Why has India appointed a retired Lieutenant General as Head of its Armed Forces?

OpinionWhy has India appointed a retired Lieutenant General as Head of its...

By Ambassador Afrasiab Mehdi Hashmi Qureshi

General Anil Chauhan presently leads the Indian military. He is serving as Chief of Defence Staff (CDS) of the Armed Forces of India, comprising the Army, Navy, and the Air Force.

General Anil Chauhan

Being the senior-most, all three services chiefs, i.e., Army Chief General Upendra Dwivedi, Air Chief, Air Chief Marshal Amar Preet Singh, and Naval Chief Admiral Dinesh Kumar Tripathy, are required to coordinate with him on all important matters relating to the defense of India.

Anil Chauhan joined the Indian Army in 1981. After having served with distinction for around 40 years, he retired as a Lieutenant General in 2021.

Later in Sept 2022, Anil Chauhan was brought back into the armed forces after retirement. He was given the rank of a full General and appointed the Chief of Defence Staff of India.

General Chauhan was in command of the Indian armed forces when India attacked Pakistan in May 2025.

Appointing a retired military officer to a top CIVILIAN post related to the defense forces of a state is not uncommon. But to re-appoint a retired military man as a regular officer in the Army and give him the rank of a full General when he had already retired as a Lieutenant General is not common. More so, in the subcontinent. Once you retire, you retire. You do not rejoin the Army in full military uniform, with a promotion.’

Previously, the services chief who served as CDS was General Bipin Rawat. Unfortunately, he died in a helicopter crash in December 2021.

In 2022, the BJP government modified the rules, allowing the appointment of even a ‘Retired 3-Star or 4-Star General’ to the important position of CDS.

The intention was to have a person as head of the armed forces who was ‘more amenable’ to the directives of the political leadership in New Delhi. This was a highly unprofessional decision, which has implications. It carries repercussions for the armed forces of India.

Looking back would also be important.

The interaction between the Government and the Army in India has been interesting. In several cases since independence, the top political leadership in New Delhi, felt uncomfortable with the military chiefs.

The first Deputy Prime Minister of India, Sardar Patel, habitually insulted senior officers of the Indian armed forces. So did Krishna Menon, when he was the Defense Minister.

On his part, Prime Minister Jawaharlal Nehru had difficulty with his Army Chief, General Kodandera Cariappa. Nehru perceived that the Army Chief had ‘political ambitions.’ Cariappa was therefore sent out as Indian High Commissioner to the then ‘far off country, called Australia.’

(General Cariappa was promoted to the rank of a Field Marshal in 1986, more than thirty years after he retired from the Army.)

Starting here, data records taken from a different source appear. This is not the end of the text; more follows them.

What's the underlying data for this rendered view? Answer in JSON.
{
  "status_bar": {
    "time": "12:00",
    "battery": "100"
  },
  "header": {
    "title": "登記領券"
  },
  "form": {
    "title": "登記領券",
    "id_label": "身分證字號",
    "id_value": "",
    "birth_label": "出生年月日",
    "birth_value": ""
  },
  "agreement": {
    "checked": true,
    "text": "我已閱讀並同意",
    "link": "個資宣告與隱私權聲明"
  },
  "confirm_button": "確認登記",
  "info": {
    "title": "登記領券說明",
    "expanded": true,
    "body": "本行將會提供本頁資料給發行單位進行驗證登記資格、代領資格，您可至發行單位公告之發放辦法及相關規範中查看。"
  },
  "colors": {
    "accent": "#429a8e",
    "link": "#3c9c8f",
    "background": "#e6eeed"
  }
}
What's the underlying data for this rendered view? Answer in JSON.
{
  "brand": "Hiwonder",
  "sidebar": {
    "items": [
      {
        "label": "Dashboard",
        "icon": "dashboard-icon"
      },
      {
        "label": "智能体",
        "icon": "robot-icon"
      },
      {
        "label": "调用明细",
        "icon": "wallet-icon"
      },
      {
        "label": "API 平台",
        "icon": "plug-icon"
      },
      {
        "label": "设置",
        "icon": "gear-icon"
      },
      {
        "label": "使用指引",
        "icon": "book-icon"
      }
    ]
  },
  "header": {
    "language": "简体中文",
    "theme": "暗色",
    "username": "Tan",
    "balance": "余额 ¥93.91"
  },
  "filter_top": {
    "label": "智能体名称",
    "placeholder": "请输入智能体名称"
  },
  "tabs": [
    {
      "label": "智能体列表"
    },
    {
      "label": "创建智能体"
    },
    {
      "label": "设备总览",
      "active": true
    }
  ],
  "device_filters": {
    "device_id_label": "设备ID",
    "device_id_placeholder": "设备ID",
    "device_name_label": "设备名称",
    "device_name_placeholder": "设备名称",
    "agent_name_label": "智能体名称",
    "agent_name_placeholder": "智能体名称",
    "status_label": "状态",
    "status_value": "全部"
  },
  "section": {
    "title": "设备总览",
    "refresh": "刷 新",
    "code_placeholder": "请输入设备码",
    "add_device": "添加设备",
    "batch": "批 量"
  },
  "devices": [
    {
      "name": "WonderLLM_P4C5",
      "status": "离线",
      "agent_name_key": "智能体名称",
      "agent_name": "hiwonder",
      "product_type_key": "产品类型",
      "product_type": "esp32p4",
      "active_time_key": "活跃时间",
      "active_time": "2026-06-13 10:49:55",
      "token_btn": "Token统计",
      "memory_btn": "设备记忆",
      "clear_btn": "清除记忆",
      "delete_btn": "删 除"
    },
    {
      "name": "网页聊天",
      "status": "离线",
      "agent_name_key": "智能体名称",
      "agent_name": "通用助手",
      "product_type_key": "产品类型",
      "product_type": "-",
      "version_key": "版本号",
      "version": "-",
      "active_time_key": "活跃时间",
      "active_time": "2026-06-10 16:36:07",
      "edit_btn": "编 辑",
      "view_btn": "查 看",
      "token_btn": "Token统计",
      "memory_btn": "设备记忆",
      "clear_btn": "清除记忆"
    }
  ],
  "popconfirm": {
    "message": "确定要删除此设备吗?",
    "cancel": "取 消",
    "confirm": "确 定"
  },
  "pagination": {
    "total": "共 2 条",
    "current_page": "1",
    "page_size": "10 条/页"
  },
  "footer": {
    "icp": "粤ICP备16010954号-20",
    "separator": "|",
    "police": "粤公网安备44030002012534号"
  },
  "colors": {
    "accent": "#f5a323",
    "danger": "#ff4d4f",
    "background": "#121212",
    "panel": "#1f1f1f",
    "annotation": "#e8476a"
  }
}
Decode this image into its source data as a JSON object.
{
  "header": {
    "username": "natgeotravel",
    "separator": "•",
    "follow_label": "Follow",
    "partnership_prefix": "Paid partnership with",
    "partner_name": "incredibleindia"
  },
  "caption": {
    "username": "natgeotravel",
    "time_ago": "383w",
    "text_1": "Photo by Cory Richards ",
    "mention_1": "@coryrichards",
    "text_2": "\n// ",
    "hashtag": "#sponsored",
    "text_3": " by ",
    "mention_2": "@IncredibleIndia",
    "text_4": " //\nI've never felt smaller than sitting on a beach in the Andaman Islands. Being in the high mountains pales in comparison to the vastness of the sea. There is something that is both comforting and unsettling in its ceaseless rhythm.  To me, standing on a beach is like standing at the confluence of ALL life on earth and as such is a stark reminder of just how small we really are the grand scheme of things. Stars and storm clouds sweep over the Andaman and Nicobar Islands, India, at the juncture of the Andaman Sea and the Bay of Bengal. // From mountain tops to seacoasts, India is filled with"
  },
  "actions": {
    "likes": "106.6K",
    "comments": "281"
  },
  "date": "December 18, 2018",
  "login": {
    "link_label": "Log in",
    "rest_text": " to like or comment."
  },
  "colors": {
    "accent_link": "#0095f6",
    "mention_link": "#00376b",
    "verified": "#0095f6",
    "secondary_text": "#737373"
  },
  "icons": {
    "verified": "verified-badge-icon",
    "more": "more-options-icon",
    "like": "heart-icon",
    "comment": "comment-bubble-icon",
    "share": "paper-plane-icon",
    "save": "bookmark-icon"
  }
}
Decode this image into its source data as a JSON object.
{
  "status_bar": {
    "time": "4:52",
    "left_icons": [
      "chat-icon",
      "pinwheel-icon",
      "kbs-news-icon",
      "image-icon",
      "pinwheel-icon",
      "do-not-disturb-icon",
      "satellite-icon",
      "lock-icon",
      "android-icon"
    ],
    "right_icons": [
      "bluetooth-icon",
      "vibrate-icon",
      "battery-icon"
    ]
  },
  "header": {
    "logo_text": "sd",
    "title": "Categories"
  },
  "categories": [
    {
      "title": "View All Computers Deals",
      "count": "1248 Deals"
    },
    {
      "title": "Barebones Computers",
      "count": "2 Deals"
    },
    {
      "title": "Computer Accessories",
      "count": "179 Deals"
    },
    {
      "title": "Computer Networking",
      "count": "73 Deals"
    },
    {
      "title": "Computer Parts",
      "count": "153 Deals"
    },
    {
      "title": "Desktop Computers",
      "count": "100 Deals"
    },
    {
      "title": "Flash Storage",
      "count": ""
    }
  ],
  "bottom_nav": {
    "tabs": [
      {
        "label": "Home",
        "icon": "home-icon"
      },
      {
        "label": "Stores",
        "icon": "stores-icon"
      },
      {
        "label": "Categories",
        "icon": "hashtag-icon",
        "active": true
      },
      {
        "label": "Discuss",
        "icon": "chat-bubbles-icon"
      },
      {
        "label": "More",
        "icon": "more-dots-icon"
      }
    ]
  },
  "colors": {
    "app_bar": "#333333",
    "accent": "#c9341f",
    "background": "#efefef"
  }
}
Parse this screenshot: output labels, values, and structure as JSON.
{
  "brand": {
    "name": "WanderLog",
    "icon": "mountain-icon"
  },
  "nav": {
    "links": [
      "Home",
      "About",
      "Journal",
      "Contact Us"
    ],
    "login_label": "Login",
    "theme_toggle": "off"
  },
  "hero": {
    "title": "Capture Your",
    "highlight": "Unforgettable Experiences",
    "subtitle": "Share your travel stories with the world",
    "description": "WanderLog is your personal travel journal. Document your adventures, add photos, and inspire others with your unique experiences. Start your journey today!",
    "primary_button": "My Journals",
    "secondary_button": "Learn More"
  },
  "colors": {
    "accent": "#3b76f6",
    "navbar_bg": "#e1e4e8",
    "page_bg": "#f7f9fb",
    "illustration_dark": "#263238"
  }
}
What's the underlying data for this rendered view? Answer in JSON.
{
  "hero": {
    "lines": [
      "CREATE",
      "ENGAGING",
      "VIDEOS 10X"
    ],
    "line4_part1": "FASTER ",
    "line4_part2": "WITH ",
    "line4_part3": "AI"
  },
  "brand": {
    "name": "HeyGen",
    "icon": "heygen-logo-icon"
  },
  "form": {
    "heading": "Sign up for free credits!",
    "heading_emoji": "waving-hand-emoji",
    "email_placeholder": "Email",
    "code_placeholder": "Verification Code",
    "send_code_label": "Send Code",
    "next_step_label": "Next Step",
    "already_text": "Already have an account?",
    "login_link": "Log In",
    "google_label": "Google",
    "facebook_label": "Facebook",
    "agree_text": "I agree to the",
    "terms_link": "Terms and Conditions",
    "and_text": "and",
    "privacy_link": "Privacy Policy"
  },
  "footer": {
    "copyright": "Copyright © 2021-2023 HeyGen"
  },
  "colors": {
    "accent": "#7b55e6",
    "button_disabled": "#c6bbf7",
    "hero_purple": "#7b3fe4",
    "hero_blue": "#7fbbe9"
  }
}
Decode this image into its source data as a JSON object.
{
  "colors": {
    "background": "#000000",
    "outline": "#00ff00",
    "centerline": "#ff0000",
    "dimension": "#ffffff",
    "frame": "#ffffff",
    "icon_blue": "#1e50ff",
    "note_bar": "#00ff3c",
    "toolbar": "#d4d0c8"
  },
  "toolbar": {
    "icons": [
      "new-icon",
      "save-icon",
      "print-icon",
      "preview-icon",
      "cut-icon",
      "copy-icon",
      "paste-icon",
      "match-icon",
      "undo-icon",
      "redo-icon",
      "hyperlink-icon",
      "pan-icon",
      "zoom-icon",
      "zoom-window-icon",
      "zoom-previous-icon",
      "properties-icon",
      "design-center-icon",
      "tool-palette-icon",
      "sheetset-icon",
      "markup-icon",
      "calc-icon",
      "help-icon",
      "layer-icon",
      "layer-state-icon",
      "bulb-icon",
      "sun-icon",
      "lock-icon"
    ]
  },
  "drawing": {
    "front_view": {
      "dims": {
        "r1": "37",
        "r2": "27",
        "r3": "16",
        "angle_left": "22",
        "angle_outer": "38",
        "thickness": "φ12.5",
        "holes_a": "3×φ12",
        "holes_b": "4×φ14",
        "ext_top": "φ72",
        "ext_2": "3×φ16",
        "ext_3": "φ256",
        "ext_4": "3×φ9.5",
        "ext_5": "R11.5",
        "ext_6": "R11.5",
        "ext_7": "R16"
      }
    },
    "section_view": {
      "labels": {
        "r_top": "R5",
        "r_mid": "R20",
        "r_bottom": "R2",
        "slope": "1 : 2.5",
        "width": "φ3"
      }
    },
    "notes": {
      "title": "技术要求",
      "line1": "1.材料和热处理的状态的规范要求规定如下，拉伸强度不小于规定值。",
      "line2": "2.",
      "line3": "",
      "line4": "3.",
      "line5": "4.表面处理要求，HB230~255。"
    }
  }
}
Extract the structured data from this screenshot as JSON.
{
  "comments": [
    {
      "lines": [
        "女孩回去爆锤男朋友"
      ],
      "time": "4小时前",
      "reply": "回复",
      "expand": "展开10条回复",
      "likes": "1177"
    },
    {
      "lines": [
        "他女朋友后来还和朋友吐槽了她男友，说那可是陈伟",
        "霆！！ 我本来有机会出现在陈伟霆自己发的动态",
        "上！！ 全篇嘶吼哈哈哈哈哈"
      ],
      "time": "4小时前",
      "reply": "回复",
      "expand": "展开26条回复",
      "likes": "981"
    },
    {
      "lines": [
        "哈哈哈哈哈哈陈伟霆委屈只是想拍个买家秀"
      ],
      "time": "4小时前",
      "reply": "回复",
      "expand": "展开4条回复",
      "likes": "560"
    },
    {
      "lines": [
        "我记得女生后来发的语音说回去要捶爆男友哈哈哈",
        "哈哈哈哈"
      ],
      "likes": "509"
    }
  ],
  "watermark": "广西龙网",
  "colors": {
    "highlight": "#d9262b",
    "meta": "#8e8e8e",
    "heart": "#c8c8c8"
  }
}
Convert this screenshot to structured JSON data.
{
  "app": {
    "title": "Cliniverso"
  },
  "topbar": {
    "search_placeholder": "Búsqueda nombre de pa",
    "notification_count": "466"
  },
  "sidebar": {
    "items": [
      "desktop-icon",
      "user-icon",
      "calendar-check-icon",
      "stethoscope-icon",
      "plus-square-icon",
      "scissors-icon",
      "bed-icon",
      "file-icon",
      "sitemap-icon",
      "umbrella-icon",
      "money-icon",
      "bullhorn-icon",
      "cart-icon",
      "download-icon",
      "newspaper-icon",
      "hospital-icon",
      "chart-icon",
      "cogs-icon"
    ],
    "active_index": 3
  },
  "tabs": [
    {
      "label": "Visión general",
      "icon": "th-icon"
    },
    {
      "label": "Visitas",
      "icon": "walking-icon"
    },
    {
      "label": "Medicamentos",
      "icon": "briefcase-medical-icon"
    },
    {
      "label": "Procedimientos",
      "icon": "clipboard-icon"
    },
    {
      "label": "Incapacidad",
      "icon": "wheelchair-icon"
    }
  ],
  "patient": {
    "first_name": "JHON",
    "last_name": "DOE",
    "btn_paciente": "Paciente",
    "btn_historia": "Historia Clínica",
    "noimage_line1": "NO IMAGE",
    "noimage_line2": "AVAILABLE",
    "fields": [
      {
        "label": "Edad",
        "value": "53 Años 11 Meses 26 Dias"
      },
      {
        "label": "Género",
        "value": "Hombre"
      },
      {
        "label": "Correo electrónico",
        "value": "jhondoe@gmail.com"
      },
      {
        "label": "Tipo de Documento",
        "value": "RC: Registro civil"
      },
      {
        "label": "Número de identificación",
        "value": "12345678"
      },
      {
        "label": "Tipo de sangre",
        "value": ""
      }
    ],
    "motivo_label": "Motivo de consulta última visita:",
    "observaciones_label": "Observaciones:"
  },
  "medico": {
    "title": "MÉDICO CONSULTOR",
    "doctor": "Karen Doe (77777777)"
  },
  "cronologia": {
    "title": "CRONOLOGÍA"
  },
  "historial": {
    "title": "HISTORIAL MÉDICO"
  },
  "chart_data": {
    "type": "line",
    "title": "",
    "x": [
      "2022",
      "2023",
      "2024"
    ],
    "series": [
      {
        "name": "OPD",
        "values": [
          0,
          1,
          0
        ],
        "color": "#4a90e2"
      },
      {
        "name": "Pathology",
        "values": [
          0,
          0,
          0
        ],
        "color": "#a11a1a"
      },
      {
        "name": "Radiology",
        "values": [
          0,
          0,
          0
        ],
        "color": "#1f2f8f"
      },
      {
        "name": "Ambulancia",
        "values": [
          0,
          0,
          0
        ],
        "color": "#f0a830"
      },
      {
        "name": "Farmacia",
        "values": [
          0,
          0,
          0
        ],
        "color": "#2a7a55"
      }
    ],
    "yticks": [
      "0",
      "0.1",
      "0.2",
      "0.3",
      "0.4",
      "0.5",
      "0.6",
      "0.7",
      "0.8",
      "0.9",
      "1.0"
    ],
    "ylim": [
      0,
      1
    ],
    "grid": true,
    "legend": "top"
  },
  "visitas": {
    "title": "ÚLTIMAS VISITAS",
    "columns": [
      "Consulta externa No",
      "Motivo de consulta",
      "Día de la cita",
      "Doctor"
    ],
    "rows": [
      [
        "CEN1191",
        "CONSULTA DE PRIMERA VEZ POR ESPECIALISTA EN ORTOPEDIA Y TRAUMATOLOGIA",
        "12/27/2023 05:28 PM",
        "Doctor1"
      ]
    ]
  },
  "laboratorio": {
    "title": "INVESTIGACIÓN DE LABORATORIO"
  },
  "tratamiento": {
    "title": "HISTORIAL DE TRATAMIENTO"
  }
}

The same was the case with Sam Manekshaw. He had become popular in India after 1971. Prime Minister Indira Gandhi felt he, too, had political dreams.

(Manekshaw was given the rank of Field Marshal later in 1973. Interestingly, the Lyallpur-born Arjan Singh, who headed the Indian Air Force from 1964 to 1969, was promoted to the 5- star rank, ‘Marshal of the Air Force’, in 2002, for not losing the 1965 war against Pakistan. It is said, he deserved the elevation for ‘blunting’ Pakistan’s armoured thrust at Akhnoor.’)

Off and on, one comes across reports in the media, on senior Generals of the Indian Army approaching the Union Minister for Defence, directly, for postings and transfers of their choice, bypassing their Army Chief.

In the subcontinent, Myanmar, Pakistan, and Bangladesh have had periods of military rule. In the Middle East, people closely associated with the royal families generally head the armed forces. The situation also became different in America in the recent period.

Importantly, after he retired from the Army, Anil Chauhan worked under the National Security Adviser (NSA), Ajit Doval. Doval played an important role in his reappointment in the Army.

Military chiefs matter; they deal with conflicts; they deal with wars.

Generals must not be swayed by political loyalties.

Prime Minister Modi has been asserting that the military confrontation with Pakistan is not over; it has been put on ‘pause.’ Meaning, India will attack Pakistan again.

In the meantime, the nuclear issue is now being discussed much more, after the India-Pakistan standoff and the recent Israeli-American attacks on Iran.

Anil Chauhan is a ‘thinking man’. He has a ‘thinking face.’ He understands the implications of a nuclear conflict better. As a Brigadier in the Army, he had written a paper, ‘Aftermath of a Nuclear Attack’. It was published as a book in 2010.

The question is whether General Chauhan has the ‘high character’ to tell the BJP/RSS leadership, in ‘black and white,’ the pros and cons of resuming the military attacks on Pakistan, especially when both India and Pakistan are nuclear-armed nations!

(12 July 2025)

The writer served as Pakistan’s Deputy High Commissioner to India and as High Commissioner to Bangladesh. He is also the author of several books.